Thailand’s iconic limestone karsts, verdant jungles and crystal-clear oceans are well portrayed in Hollywood and visited by many all over the world. The Southern provinces offer a myriad of experiences to feed the senses. When it comes to cuisine the mix of Thai, Indian, Malay, Chinese and Peranakan influences along with fresh seafood and strong agricultural traditions make Phuket worthy of a special journey.

Southern food in Thailand is hallmarked by deep flavors and use of pungent spices such as chilli, turmeric, galangal, kaffir lime and lemongrass. The abundant coasts of Phuket and Phang Nga also produce fresh blue swimmer crabs, prawns, oysters, abalone and nearly limitless varieties of fish. Here’s a sampling of the region’s varied cuisine.

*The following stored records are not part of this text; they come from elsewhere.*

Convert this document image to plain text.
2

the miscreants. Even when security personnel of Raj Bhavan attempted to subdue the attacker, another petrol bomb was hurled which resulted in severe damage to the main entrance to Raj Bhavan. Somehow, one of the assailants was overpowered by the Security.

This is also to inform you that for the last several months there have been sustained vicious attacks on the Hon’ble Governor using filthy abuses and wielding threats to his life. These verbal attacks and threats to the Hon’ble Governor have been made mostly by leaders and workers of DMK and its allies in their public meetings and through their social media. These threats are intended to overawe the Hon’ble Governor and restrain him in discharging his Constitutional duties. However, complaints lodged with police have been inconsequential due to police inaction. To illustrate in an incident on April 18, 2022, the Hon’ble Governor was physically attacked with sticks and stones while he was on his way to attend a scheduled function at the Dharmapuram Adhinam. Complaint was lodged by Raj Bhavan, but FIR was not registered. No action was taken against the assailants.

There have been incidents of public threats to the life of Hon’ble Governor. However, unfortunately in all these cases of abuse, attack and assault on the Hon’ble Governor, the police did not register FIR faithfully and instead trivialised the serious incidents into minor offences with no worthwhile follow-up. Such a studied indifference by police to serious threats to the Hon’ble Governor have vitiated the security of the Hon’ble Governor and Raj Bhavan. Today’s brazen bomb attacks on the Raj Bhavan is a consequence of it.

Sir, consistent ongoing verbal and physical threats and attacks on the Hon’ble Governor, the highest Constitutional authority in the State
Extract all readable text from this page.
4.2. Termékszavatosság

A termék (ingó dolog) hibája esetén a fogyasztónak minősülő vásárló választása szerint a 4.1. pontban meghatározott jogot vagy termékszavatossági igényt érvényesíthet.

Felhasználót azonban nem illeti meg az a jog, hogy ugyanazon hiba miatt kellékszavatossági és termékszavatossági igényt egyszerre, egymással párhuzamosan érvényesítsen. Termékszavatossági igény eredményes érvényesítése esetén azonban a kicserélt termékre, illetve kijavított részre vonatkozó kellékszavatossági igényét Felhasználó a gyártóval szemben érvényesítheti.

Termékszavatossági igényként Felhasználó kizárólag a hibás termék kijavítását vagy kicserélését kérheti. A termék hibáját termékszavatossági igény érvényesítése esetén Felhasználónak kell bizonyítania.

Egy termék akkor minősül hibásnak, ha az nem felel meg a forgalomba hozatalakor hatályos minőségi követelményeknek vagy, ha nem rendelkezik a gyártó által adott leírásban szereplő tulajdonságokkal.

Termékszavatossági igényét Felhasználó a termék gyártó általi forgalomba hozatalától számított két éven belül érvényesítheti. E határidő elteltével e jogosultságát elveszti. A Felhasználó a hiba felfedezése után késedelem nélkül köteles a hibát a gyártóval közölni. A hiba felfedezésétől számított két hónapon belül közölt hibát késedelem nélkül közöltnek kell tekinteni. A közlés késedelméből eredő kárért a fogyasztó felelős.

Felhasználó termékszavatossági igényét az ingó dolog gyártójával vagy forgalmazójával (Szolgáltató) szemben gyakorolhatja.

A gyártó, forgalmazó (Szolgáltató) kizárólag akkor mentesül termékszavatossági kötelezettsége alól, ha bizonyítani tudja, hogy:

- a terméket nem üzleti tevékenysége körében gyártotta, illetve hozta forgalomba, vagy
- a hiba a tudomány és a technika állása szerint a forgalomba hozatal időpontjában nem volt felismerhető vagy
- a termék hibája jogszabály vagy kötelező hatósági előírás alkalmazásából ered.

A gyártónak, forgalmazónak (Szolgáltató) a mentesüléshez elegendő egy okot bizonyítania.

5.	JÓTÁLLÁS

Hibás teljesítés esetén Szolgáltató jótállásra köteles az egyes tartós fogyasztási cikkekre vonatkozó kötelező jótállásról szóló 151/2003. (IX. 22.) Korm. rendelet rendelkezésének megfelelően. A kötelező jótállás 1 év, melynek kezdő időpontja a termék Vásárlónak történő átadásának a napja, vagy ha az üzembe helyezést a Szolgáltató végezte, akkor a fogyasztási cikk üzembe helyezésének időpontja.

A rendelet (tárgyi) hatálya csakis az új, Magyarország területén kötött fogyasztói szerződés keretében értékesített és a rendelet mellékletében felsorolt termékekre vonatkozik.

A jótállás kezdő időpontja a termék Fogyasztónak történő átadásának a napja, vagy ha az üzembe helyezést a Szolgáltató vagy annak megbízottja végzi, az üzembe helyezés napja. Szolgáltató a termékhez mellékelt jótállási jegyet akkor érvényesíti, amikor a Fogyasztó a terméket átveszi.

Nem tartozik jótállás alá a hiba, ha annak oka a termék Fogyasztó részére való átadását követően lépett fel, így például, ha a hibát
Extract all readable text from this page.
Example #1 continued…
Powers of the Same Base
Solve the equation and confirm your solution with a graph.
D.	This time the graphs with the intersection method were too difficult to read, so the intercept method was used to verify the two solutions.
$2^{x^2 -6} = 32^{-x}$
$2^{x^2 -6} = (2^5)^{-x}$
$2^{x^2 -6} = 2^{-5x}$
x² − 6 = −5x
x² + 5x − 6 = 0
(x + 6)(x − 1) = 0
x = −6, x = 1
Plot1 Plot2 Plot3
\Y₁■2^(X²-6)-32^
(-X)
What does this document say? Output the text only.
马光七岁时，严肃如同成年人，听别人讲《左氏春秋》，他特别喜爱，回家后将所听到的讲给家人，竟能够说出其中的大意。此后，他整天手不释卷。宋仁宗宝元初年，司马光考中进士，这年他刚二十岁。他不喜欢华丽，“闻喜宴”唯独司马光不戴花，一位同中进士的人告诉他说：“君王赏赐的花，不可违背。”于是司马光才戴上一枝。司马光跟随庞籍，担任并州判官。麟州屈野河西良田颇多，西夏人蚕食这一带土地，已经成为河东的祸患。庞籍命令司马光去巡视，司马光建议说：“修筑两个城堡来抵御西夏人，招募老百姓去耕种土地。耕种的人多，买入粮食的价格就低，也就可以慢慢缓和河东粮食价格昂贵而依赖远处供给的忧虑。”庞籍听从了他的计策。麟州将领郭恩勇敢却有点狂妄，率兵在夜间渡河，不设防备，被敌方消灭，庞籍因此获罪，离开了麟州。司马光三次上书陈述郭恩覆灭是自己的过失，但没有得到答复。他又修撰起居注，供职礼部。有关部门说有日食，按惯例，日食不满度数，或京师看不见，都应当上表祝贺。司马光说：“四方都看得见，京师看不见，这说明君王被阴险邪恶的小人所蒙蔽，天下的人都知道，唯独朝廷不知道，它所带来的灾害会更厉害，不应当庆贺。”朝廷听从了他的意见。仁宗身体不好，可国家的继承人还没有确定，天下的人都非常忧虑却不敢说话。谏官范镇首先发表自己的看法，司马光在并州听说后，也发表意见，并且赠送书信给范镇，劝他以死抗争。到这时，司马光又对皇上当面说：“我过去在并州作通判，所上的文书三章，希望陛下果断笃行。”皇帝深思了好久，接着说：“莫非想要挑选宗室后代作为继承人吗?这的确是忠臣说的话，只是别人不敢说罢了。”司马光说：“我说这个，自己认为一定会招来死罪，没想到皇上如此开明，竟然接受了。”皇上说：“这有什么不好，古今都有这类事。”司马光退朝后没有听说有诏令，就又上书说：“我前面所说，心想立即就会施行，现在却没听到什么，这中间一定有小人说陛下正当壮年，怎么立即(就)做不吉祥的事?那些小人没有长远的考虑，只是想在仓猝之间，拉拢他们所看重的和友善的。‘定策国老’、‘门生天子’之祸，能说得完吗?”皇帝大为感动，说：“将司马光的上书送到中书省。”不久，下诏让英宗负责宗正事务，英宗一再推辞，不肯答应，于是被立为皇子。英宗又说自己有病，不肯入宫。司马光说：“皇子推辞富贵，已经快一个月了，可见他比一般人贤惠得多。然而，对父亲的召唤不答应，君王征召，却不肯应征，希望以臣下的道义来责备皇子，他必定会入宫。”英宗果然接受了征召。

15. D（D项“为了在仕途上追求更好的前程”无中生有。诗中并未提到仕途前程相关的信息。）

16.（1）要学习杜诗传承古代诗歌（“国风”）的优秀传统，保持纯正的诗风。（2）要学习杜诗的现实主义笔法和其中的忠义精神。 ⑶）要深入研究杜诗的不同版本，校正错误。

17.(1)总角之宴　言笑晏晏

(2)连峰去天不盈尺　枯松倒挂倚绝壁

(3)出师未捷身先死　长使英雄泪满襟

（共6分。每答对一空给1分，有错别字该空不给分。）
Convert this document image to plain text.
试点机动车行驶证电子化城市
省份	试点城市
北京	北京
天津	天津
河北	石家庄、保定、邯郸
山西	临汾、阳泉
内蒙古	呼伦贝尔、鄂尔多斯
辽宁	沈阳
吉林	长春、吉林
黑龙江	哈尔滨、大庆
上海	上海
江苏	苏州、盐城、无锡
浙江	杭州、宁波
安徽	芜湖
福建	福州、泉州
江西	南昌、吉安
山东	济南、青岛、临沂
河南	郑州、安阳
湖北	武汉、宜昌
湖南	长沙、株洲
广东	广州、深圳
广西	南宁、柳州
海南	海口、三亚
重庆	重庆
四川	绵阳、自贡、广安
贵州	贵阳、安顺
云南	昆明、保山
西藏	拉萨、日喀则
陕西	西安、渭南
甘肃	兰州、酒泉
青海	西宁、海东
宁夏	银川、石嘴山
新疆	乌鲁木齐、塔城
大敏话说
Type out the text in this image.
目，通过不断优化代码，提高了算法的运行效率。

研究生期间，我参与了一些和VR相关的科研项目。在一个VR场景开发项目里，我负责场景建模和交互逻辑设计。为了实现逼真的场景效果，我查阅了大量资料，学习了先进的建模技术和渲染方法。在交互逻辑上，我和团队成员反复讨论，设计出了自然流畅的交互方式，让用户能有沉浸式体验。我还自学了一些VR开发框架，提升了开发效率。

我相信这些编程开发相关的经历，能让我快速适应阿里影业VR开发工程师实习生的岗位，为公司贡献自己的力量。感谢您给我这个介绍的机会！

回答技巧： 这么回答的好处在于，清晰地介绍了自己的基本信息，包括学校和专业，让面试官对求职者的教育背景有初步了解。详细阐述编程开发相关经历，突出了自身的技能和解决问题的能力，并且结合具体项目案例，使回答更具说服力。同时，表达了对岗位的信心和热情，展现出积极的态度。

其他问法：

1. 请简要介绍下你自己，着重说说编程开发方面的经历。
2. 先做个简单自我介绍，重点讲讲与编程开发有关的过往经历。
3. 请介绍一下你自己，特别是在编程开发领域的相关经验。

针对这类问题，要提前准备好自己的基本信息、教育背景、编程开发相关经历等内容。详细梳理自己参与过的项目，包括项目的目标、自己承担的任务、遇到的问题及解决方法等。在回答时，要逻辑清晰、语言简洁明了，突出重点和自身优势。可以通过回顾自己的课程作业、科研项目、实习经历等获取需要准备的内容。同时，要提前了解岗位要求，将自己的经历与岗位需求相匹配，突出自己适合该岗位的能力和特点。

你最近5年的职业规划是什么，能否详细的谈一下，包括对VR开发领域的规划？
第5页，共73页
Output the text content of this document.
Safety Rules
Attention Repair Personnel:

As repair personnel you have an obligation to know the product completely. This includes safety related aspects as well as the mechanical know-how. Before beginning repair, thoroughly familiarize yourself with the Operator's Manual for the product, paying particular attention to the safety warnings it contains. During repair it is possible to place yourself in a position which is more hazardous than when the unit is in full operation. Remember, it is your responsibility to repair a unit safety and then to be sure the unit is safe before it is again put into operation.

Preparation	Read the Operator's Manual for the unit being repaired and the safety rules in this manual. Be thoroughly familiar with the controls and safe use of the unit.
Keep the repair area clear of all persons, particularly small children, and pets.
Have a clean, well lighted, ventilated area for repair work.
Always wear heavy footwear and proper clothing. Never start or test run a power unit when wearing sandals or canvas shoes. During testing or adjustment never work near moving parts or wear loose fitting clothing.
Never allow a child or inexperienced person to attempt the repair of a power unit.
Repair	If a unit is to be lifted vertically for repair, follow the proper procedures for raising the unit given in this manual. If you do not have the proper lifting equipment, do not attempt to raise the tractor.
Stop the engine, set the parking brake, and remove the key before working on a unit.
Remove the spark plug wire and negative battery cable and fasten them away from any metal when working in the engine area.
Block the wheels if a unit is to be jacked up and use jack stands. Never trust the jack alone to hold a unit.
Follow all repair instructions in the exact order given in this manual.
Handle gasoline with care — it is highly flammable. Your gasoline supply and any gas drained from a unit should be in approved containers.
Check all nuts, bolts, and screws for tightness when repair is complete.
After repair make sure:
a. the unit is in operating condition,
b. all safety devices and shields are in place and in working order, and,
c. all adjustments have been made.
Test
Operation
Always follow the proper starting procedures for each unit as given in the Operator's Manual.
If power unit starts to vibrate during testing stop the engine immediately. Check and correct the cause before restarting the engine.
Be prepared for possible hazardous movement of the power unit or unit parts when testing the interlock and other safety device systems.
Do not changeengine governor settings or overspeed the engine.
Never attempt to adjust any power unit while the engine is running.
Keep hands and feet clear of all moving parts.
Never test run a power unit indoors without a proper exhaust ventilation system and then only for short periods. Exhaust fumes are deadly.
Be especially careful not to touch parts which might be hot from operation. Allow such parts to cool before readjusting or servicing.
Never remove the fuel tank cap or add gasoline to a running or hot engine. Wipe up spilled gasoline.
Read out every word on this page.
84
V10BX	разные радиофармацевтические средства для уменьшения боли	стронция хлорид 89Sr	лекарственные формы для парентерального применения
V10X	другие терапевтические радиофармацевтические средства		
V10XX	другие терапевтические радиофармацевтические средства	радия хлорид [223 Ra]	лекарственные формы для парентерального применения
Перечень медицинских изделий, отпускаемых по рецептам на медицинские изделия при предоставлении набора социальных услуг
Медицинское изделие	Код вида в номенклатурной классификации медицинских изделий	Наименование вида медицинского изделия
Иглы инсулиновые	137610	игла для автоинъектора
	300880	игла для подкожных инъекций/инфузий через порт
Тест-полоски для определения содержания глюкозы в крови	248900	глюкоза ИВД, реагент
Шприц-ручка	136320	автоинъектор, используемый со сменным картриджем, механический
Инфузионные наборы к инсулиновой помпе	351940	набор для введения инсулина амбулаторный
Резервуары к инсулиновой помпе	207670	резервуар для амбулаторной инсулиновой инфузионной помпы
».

Yellow Crab Curry (Mee Gang Poo)

Not to be confused with the more commonly seen dry yellow curry and crab stir fry, this southern golden curry is usually served with rice noodles. Containing an intense level of turmeric and chilli, the traditional version will also feature large portions of blue swimmer crab and wild ‘bai chaploo’ (lolot leaf).

Sataw Pad Kapi Kung
Few ingredients are as polarizing as ‘sataw’, also known as ‘stink bean’ for its pungent aroma. The bitter but buttery beans are matched with equally powerful southern curry paste made with ‘kapi’ (fermented krill) and wok-fried with prawns.

Bai Liang Pad Kai

Fried ‘bai liang’ (melinjo leaves) with eggs is a speciality that pairs well with other southern dishes. It is considered a less spicy dish, though variations may include the addition of red chilli and garlic. The leaves must be cooked fresh and have a mild kale-like flavor.

Moo Hong (Braised Pork Belly)
This braised pork belly dish likely came from Chinese settlers who made their home in Phuket over various periods in the island’s history. The dark stew is fragranced with coriander root, peppercorn, star anise, soy sauce and palm sugar that is simmered for hours until the stew is reduced to a sticky consistency.

Kua Kling

A dish loved for its flavor as much as for its simplicity, Kua Kling (Dry Curry) is the combination of minced meat fried in curry sauce. The result is a spicy and filling dish that pairs well with rice or fresh vegetables, a true staple on any Southern-Thai family table.

Lo Ba
One of the most-loved Peranakan dishes, this hodgepodge of fried prawns, tofu, sometimes sausages, pig’s ears and offal differs from one restaurant to another. Locals enjoy this delicacy all day long. It’s traditionally served with thick sweet and sour tamarind sauce (which also differs between proprietors and is often a closely-guarded recipe).